Protein Purification
Procedure: Cells were lysed by sonication and lysates clarified by centrifugation at 21,000rpm following the addition of 0.125% polyethyleneimine. The resulting supernatant was incubated with Ni-IMAC resin (equilibrated in 50 mM HEPES pH 7.5, 500 mM NaCl, 5 mM Imidazole, 5 % glycerol), mixing by inversion, at 4⁰C for 1 hour. This was centrifuged at 750g for 5mins, the supernatant removed and resin resuspended in 50 mM HEPES pH 7.5, 500 mM NaCl, 5 mM Imidazole, 5 % glycerol. This was applied to a gravity column and washed and eluted with 50 mM HEPES pH 7.5, 500 mM NaCl, 5% glycerol, and 30-250mM imidazole. Fractions containing protein (as seen by SDS-PAGE) were treated with TEV protease and 10mM DTT overnight at 4⁰C prior to gel filtration on an S75 gel filtration column using 50 mM HEPES pH 7.5, 300 mM NaCl and 1mM TCEP as the running buffer. Additional purification was carried out by loading fractions from gel filtration onto a Ni-IMAC gravity column equilibrated in 50 mM HEPES pH 7.5, 300 mM NaCl and 1mM TCEP and collecting the flow through. Fractions containing purified protein (verified by SDS-PAGE) were concentrated to 18.25 mg/ml using a centrifugal concentrator.

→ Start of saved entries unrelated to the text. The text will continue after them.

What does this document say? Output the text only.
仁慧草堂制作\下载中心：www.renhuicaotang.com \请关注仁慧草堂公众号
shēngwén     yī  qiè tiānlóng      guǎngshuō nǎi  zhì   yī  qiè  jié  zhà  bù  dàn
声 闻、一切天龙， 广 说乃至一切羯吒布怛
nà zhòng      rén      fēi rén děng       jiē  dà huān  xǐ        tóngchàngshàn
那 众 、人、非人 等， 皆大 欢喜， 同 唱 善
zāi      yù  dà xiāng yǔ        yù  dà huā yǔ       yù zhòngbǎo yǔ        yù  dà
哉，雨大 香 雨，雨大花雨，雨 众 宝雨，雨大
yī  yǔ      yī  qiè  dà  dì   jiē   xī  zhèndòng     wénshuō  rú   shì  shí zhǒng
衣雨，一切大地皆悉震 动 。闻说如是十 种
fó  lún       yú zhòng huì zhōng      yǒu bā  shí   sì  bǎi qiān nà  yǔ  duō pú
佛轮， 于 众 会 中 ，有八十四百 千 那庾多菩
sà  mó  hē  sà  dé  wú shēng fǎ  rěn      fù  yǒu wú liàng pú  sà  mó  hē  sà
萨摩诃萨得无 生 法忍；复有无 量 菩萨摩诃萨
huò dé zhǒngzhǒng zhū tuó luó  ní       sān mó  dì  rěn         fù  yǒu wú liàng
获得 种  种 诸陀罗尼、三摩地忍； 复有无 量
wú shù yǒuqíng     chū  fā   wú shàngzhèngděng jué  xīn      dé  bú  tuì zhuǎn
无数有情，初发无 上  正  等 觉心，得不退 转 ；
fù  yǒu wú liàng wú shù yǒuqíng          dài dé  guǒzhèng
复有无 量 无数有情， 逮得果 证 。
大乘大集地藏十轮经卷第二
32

Columns: Column 1: Ni Batch; Column 2: S75; Column 3: Ni rebind.
Concentration: 18.25 mg/ml
Mass-spec Verification: Intact mass verified by LC-MS as 11321.7 Da
Structure Determination
Crystallization: Protein was incubated with the peptide LTQVVHSAGRRFIVSPVPESRLR (“WNK1-RFXV-23-Ext1”) at 2mM in 50mM HEPES pH 7.5 before filtration through a 0.22um spin filtration unit. Crystals were grown using the sitting drop vapor diffusion method at 20⁰C. Crystals were grown in 150 nl drops consisting of 1:1 mother liquor (20% PEG3350 , 10% ethylene glycol, 0.2M sodium fluoride) to protein (12.0 mg/ml) with the peptide at 2mM. 25% ethylene glycol was added to the crystal as a cryoprotectant and the crystal was mounted and flash frozen in liquid nitrogen.
Data Collection: Data was collected at beamline I04 at 100K.